全身褐色のバッタ目に属する昆虫で、体長はオスで18.5-21.5mm、メスで12.0-23.0mmほどになる。体は太くて短く、横からみると背中全体が丸みをおび、アーチ型の体型をしている。
本種はカマドウマ科の他の種と同様に、成虫でも翅(はね)をもたないが、3対ある脚のうち後脚(こうきゃく)は特に発達して、跳躍(ちょうやく)に適した形になっており、移動は主にこのジャンプ力にたよっている。また、この後脚の腿節(たいせつ)は体長とほぼ同じ長さがあり、その先の脛節(けいせつ)は体長よりも長い。この脛節端には長い刺がある。

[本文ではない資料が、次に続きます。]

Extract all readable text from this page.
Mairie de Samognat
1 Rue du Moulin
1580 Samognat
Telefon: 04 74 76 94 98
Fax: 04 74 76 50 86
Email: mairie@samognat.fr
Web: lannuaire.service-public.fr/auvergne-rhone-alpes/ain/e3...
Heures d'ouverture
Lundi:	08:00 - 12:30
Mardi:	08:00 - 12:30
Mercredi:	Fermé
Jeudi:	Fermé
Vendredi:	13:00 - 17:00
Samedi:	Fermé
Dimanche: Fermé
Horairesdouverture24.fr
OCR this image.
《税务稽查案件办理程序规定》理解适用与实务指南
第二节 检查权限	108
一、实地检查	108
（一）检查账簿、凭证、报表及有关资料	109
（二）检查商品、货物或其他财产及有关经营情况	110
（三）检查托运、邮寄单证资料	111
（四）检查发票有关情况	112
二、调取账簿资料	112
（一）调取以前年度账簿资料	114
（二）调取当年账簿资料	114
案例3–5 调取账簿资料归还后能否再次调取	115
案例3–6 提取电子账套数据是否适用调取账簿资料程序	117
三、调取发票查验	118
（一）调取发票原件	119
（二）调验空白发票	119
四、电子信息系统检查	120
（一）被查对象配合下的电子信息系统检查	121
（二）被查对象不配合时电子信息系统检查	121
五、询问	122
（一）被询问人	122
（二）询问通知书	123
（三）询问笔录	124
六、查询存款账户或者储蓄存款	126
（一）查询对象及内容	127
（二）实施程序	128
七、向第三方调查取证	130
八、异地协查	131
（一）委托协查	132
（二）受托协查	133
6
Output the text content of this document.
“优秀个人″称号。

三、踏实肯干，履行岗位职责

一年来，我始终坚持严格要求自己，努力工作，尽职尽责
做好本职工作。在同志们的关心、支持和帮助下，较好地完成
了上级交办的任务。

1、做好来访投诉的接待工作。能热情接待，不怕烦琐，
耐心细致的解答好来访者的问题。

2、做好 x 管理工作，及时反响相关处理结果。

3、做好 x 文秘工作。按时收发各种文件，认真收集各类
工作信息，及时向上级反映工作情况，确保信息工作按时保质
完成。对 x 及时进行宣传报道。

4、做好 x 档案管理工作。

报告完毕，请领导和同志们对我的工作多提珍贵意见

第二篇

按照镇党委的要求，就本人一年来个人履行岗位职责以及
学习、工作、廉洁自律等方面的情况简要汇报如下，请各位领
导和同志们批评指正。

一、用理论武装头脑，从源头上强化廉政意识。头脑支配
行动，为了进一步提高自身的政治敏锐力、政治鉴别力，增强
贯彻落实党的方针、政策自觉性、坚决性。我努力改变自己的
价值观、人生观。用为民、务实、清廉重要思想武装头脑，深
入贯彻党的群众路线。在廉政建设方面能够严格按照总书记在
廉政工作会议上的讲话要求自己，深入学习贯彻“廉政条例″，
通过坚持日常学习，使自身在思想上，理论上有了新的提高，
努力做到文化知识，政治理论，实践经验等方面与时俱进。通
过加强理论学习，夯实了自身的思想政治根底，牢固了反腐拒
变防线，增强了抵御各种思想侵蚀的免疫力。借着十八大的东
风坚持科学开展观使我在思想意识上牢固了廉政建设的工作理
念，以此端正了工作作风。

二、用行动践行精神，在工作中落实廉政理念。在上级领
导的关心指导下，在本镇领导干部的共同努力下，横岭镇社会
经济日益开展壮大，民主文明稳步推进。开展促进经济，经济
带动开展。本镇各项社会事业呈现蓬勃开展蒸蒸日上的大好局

顔は前から見ると下方に細まった卵型で、口付近には1対の長い小顎鬚(こあごひげ)が目立つ。触角は非常に長く体長の3倍以上もあり、暗所で体の周辺全体を探索するのに役立っている。
本種は洞穴や木のウロ、朽ち木の下、人家周辺など、暗くて雨のあたらない場所に生息し、しばしば人家その他の建物内にも入ることがある。
夜行性のため日中はこれらの隠蔽的(いんびてき)な空所にいるが、夜間は広い場所に出歩き回って餌を探す。食性は雑食性であるが、動物質のものを好み、おもに小昆虫やその死骸などを食べる。
村内ではトリイステーションの中にあるクラガー洞窟内での生息を確認したが、他の洞窟やまとまった森林地域などでも生息しているものと思われる。